Fig. 4.Expression of CXCR3 on T cells as a potential biomarker of response to anti-PD-1 therapy. (A and B) Flow-cytometry measurements show CD8+ T cells extracted from tumors prior to treatment initiation express higher levels of (A) markers of T cell activation and function and (B) the indicated cytokines in responders than in nonresponders; n = 6 to 9. P < 0.05 by Student’s t test. Error bars indicate SEM. (C and D) Tumors in mice that respond to anti-PD-1 treatment express higher levels of CXCR3 prior to treatment initiation; n = 6 to 9. Flow-cytometry analysis shows elevated CXCR3 levels in (C) total CD45+ cells (P = 0.012) and in (D) CD8+ T cells (P = 0.010) in tumors extracted from responder mice (by Student’s t test). Error bars indicate SEM. (E) CXCR3 deficiency results in delayed response to ICB. Tumor growth in Cxcr3−/− mice bearing orthotopic E0771 breast tumors treated with anti-PD-1 mAb on days 8, 11, and 14 following tumor inoculation.

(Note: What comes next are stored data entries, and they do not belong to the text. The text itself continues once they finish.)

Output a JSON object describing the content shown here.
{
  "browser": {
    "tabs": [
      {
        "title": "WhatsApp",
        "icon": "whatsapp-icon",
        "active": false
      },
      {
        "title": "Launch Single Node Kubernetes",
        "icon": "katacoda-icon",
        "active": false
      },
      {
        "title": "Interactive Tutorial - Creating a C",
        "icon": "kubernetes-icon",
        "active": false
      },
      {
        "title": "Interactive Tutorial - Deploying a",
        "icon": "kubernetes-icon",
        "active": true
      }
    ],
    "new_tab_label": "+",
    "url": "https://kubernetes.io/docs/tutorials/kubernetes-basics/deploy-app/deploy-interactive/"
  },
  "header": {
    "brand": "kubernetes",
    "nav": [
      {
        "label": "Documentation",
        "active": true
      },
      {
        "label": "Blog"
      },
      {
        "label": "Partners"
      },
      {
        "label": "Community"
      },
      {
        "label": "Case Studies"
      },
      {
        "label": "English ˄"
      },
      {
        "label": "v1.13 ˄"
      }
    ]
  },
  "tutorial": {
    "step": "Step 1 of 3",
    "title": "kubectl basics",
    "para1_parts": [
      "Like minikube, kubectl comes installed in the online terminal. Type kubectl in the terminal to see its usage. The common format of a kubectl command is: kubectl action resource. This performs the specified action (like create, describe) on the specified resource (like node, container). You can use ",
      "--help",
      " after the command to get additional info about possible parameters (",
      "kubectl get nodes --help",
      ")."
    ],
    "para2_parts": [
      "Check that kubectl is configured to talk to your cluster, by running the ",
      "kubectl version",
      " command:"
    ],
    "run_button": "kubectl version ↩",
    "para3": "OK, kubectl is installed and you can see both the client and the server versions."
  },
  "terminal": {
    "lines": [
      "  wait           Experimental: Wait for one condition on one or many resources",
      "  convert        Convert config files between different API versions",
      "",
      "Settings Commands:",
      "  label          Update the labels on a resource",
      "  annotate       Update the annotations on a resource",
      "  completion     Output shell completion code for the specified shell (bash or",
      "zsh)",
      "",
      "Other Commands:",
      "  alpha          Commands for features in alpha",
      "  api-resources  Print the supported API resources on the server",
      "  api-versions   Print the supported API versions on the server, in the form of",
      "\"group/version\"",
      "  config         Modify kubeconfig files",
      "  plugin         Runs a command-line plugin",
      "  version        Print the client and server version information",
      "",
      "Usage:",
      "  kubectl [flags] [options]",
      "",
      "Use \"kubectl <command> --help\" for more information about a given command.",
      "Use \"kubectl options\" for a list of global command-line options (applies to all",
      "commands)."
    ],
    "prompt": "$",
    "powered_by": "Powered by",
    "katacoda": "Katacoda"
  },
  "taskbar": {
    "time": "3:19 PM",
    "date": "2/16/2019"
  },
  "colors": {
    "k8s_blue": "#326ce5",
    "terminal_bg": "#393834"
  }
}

While up to day 14 posttreatment there is a clear separation between responders and nonresponders, with nonresponders consisting of 70% of the Cxcr3−/− mice, after day 14 posttreatment some of the initial Cxcr3−/− nonresponders show a delayed response to treatment; n = 10 and representative of two independent experiments. (F) Genetic deletion of Cxcr3 leads to a change in the observed response rate at day 14 following anti-PD-1 treatment initiation from 70% in WT to 30% (3/10) in Cxcr3−/− mice. (*P < 0.05) (by Student’s t test). Error bars indicate SEM; n = 10 and representative of two independent experiments.
Fig. 5.Mouse-derived early therapeutic stage responder/nonresponder gene signatures are predictive of patient survival and response to ICB. (A–C) An analysis of association of BC patient survival (METABRIC database) with high or low scores for each of the responder and nonresponder signatures (). (A) Partitioning BC patients by their high (gold) or low (blue) expression of the mouse-derived responder signature (Top) and nonresponder signature (Bottom). Patients with high values of the responder signature show a trend toward better survival (Top). Patients with high values of the nonresponder signature are significantly associated with worse survival (Bottom). (B and C) Following the adjustment of the mouse-derived early therapeutic stage signatures to the human BC landscape (), when partitioning BC patients there is a significant association of survival with expression of the responder signature (P = 0.034 for 10-gene signature [B, Top] and P = 0.027 for complete signature [C, Top]) and a significant association of worse survival with expression of the nonresponder signature (P = 0.046 for 10-gene signature [B, Bottom] and P = 0.004 for complete signature [C, Bottom]). (D) An analysis of the mouse-derived transcriptional profiles with TIDE correctly predicts which of the mice in our cohort responded to treatment. (E) Our mouse-derived early therapeutic stage responder and nonresponder signatures shows significant association with T cell signatures annotated from patient data (enrichment analysis performed by GSEA PreRanked tests). (F) Enrichment plots as output from GSEA for select pathways from E.